Die Liste enthielt Unternehmen, die nicht einmal über eine eigene Karriereseite verfügten. Diese Unternehmen waren also maximal dann als Ausbildungsbetrieb sichtbar, wenn gerade eine Ausbildungsstelle in einer Jobbörse ausgeschrieben wurde. Und das ist wirklich kritisch, denn fast 30% von über 1.600 Bewerbern haben in aktuellen Befragungen angegeben, dass sie sich wahrscheinlich überhaupt nicht bewerben würden, wenn ein Unternehmen gar keine Karriereseite hat. Sie vermuten in diesen Fällen bspw. kein ernsthaftes Interesse am Mitarbeiter oder schätzen das Unternehmen generell als unseriös, unprofessionell und wenig transparent ein.
Darüber hinaus haben viele Unternehmen, die zwar eine Karriereseite ihr Eigen nennen, immer noch nicht erkannt, dass sie darauf auch aktiv für sich als Arbeitgeber werben müssen.
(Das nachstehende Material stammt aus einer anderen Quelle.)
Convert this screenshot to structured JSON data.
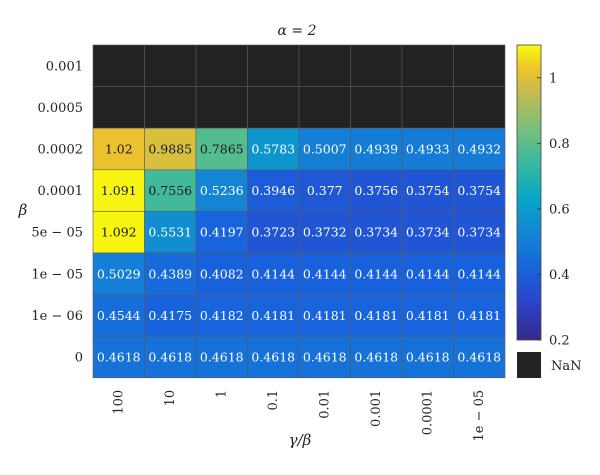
{
  "chart_data": {
    "type": "heatmap",
    "title": "α = 2",
    "xlabel": "γ/β",
    "ylabel": "β",
    "x_categories": [
      "100",
      "10",
      "1",
      "0.1",
      "0.01",
      "0.001",
      "0.0001",
      "1e − 05"
    ],
    "y_categories": [
      "0.001",
      "0.0005",
      "0.0002",
      "0.0001",
      "5e − 05",
      "1e − 05",
      "1e − 06",
      "0"
    ],
    "values": [
      [
        null,
        null,
        null,
        null,
        null,
        null,
        null,
        null
      ],
      [
        null,
        null,
        null,
        null,
        null,
        null,
        null,
        null
      ],
      [
        "1.02",
        "0.9885",
        "0.7865",
        "0.5783",
        "0.5007",
        "0.4939",
        "0.4933",
        "0.4932"
      ],
      [
        "1.091",
        "0.7556",
        "0.5236",
        "0.3946",
        "0.377",
        "0.3756",
        "0.3754",
        "0.3754"
      ],
      [
        "1.092",
        "0.5531",
        "0.4197",
        "0.3723",
        "0.3732",
        "0.3734",
        "0.3734",
        "0.3734"
      ],
      [
        "0.5029",
        "0.4389",
        "0.4082",
        "0.4144",
        "0.4144",
        "0.4144",
        "0.4144",
        "0.4144"
      ],
      [
        "0.4544",
        "0.4175",
        "0.4182",
        "0.4181",
        "0.4181",
        "0.4181",
        "0.4181",
        "0.4181"
      ],
      [
        "0.4618",
        "0.4618",
        "0.4618",
        "0.4618",
        "0.4618",
        "0.4618",
        "0.4618",
        "0.4618"
      ]
    ],
    "colorbar": {
      "range": [
        0.2,
        1.1
      ],
      "ticks": [
        "0.2",
        "0.4",
        "0.6",
        "0.8",
        "1"
      ],
      "colormap": "parula",
      "nan_label": "NaN",
      "nan_color": "#222222"
    }
  }
}
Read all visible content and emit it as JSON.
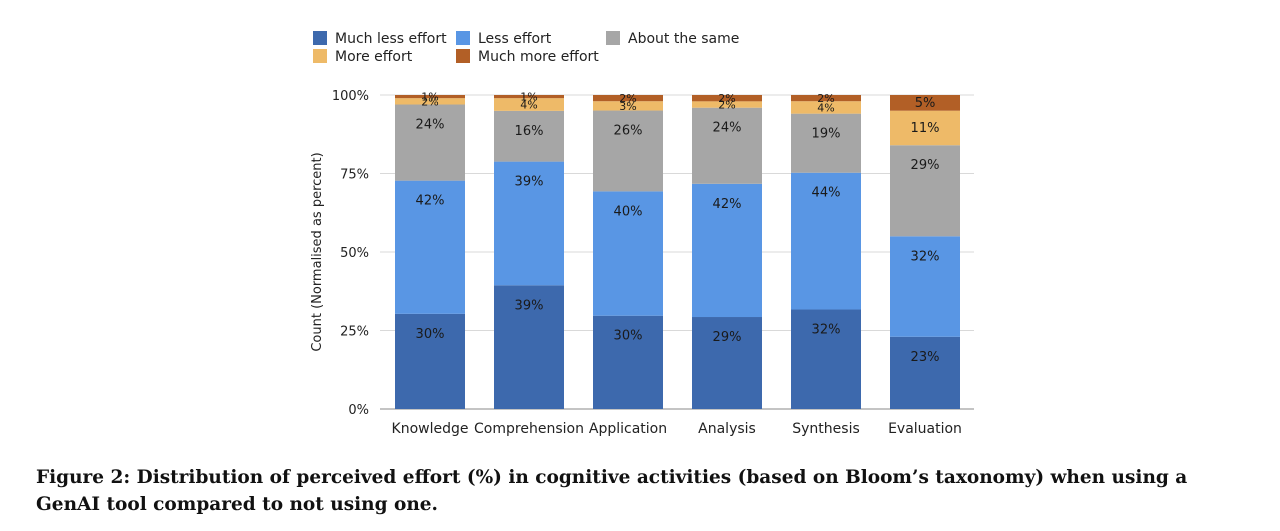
{
  "chart_data": {
    "type": "bar",
    "stacked": true,
    "normalized": true,
    "categories": [
      "Knowledge",
      "Comprehension",
      "Application",
      "Analysis",
      "Synthesis",
      "Evaluation"
    ],
    "series": [
      {
        "name": "Much less effort",
        "color": "#3d69ad",
        "values": [
          30,
          39,
          30,
          29,
          32,
          23
        ]
      },
      {
        "name": "Less effort",
        "color": "#5996e4",
        "values": [
          42,
          39,
          40,
          42,
          44,
          32
        ]
      },
      {
        "name": "About the same",
        "color": "#a6a6a6",
        "values": [
          24,
          16,
          26,
          24,
          19,
          29
        ]
      },
      {
        "name": "More effort",
        "color": "#eeba68",
        "values": [
          2,
          4,
          3,
          2,
          4,
          11
        ]
      },
      {
        "name": "Much more effort",
        "color": "#b25f26",
        "values": [
          1,
          1,
          2,
          2,
          2,
          5
        ]
      }
    ],
    "ylabel": "Count (Normalised as percent)",
    "xlabel": "",
    "ylim": [
      0,
      100
    ],
    "yticks": [
      "0%",
      "25%",
      "50%",
      "75%",
      "100%"
    ],
    "legend_position": "top",
    "grid": true
  },
  "caption": "Figure 2: Distribution of perceived effort (%) in cognitive activities (based on Bloom’s taxonomy) when using a GenAI tool compared to not using one."
}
Sie ergießen sich dort aber meistens nur in Selbstbeweihräucherung und nehmen in der Regel eine klassische Unternehmerperspektive ein – anstatt die eines potenziellen Bewerbers. In der Folge werden potenzielle Azubi-Bewerber eher zum Davonlaufen, als zum Bewerben animiert… Und das ist fatal, denn wurden geeignete Kandidaten erst einmal verschreckt, kommen sie nach einem solchen Erlebnis meist nie wieder zurück. Warum sollten sie auch?
Vielleicht in einem Satz klar auf den Punkt gebracht: Warum ist eine gute Karriereseite für das Azubi-Recruiting so wichtig?
Die Karriere-Website ist der Dreh- und Angelpunkt im Azubi-Recruiting. Hier laufen alle Fäden zusammen, egal ob der Interessent via Empfehlung, Social Media oder sonst woher kommt. Er sucht nach Informationen über den potenziellen Ausbildungsbetrieb und den Ausbildungsberuf. Ist das der Richtige für mich oder nicht? Berufsorientierung ist Aufgabe des Arbeitgebers. Hier kann er als Ausbildungsbetrieb der Herzen punkten – oder eben auch alles versemmeln.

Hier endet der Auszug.